Mit der späteren Umsetzung der Richtlinie laufen deutsche Makler/Vermittler Gefahr, im Ausland ihrer Geschäftstätigkeit nachgehen zu können. Denn ab 15. Januar 2005 darf nur der Versicherungen verkaufen, der die Kriterien der EU-Vermittlerrichtlinie erfüllt. Schönleiter berichtete, dass sich deshalb das Bundeswirtschaftsministerium um bilaterale Abkommen mit anderen EU-Staaten bemühe, damit in der Übergangszeit das Vermittlungsgeschäft im Ausland weiterhin rechtens sei.

Kopfzerbrechen bereitet der Fachwelt, weshalb so wichtige Punkte wie die Sachkundeprüfung und Qualifikationsanforderungen erst im zweiten Anlauf die Vermittlerrichtlinien-Gesetzgebung passieren sollen.

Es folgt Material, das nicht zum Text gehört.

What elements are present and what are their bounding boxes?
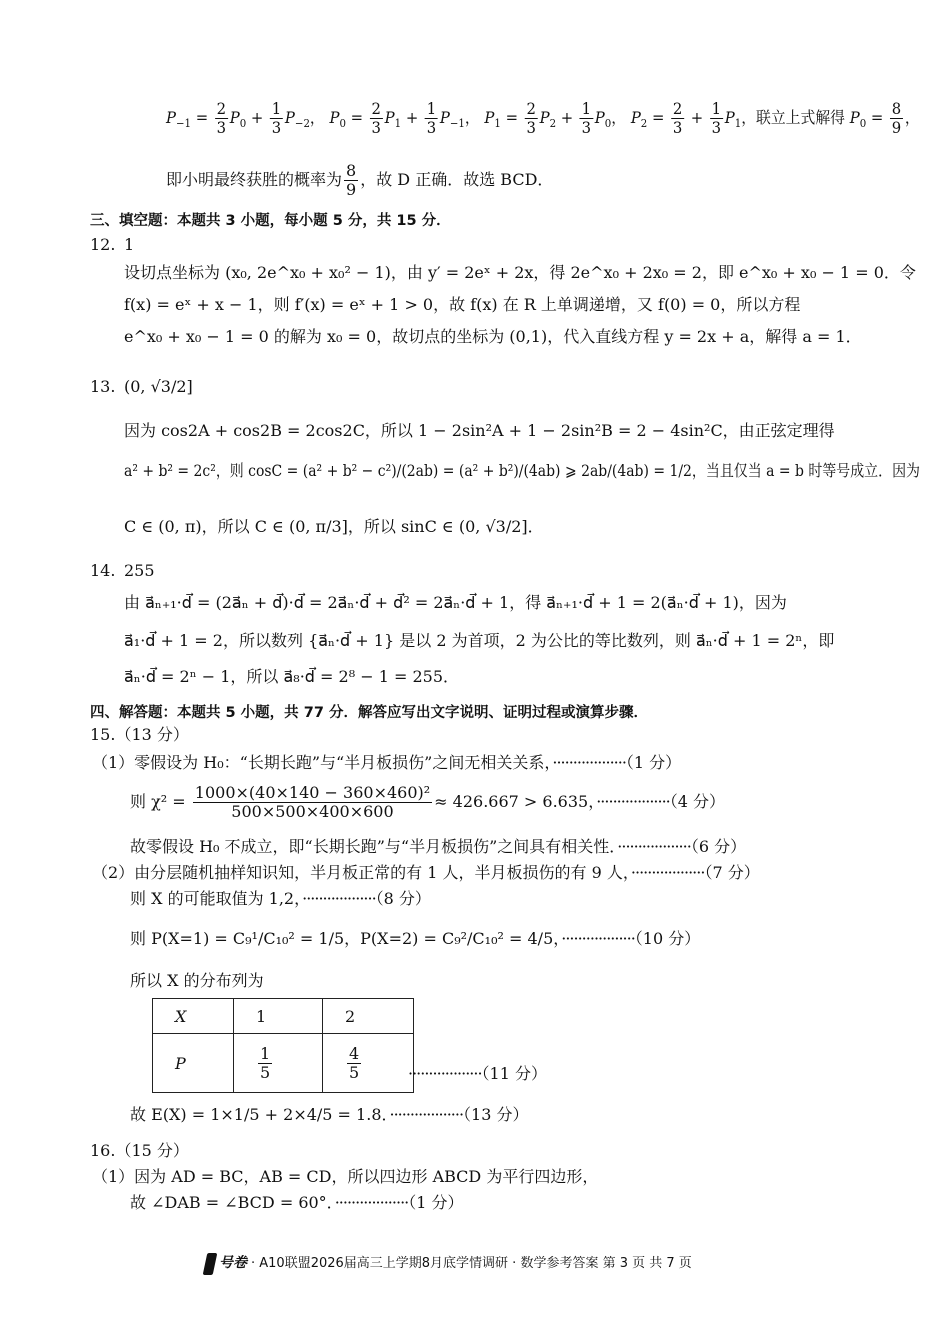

Bekannt ist, dass die Gewerbeordnung § 34 d geändert werden muss, wo die Berufs-Zugangsvoraussetzung der Vermittler geregelt wird. Die einzelnen Unterpunkte
  • Sachkundeprüfung,
  • guter Leumund und
  • geordnete Vermögensverhältnisse

sollen erst im zweiten Gesetz festgeschrieben werden.

Gerade was die Sachkundeprüfung und Qualifizierung angeht, haben die unterschiedlichen Verbände unterschiedliche Ansprüche. Während Michael Heinz den Standpunkt vertritt, dass – schon allein wegen der Transparenz gegenüber den Verbrauchern – alle Vermittler über die gleiche Ausgangs-Qualifizierung verfügen sollten („Wer hier mitspielen möchte, muss dieselben Eingangsvoraussetzungen besitzen!“), fordert Hans-Georg Jenssen für die Versicherungsmakler eine höhere Qualifizierung als Unterscheidungsmerkmal.

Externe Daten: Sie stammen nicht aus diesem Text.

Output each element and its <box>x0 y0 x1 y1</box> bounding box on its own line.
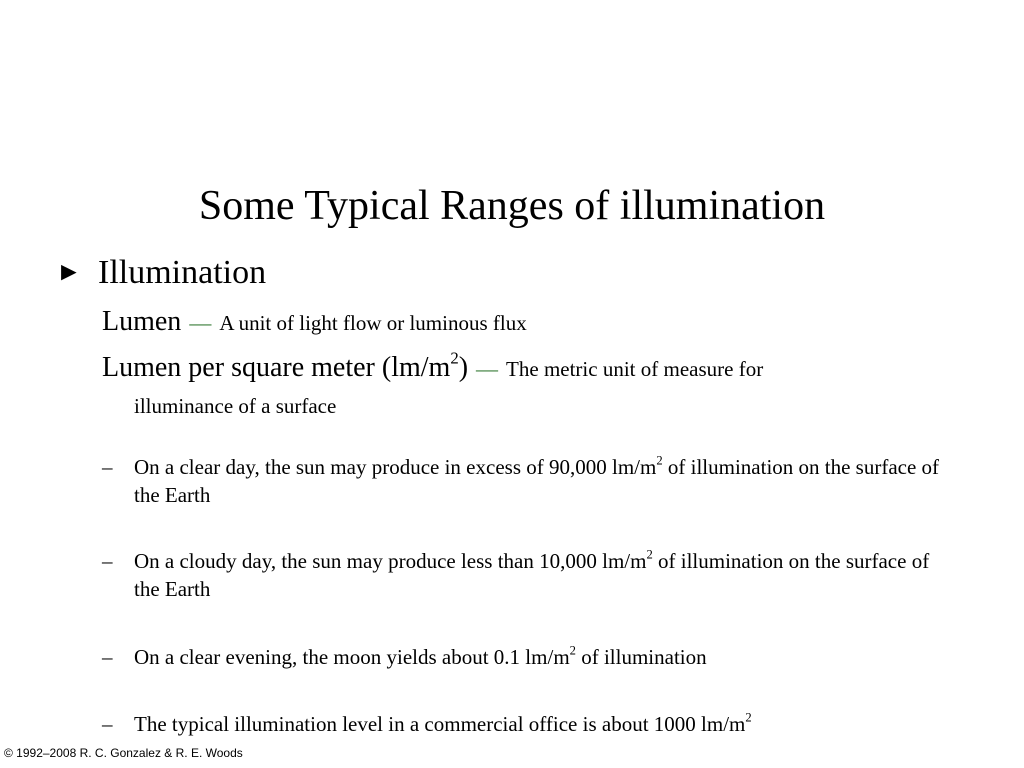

Dem trat Schönleiter entschieden entgegen: „Man muss sich immer wieder bewusst machen, wie die Ausgangsposition ist. Jetzt wird erstmals eine Basis-Regel für die Berufsausübung der Vermittler geschaffen. Wenn bestimmte Verbände mehr möchten, müssen sie das selbst initiieren.“

Für Rechtsanwalt Boris Kramer, der mit der Kanzlei Dr. Nickel schon mehrfach erfolgreich für Vermittler vor Gericht Recht erstritten hat, ist bislang „viel zu wenig Praxis in das Gesetzesvorhaben eingeflossen". „Die Beratung soll qualifiziert werden. Der eigentliche Verstoß und was zu tun ist, wird nicht benannt“.

Thomas Krämer, Geschäftsführer Außendienst-Ausbildung des Münchner Berufsbildungswerkes, ergänzte zur Diskussion um die Sachkundeprüfung: „Alle Verbände der Versicherungswirtschaft wollen eine bundesweite einheitliche Vermittlerprüfung. Anstatt nach Ausnahmeregelungen und Ergänzungen zu suchen, sollten wir es doch erst einmal mit Ausbildung versuchen“. Er plädierte für die Sachkundeprüfung auch für ungebundene Vermittler.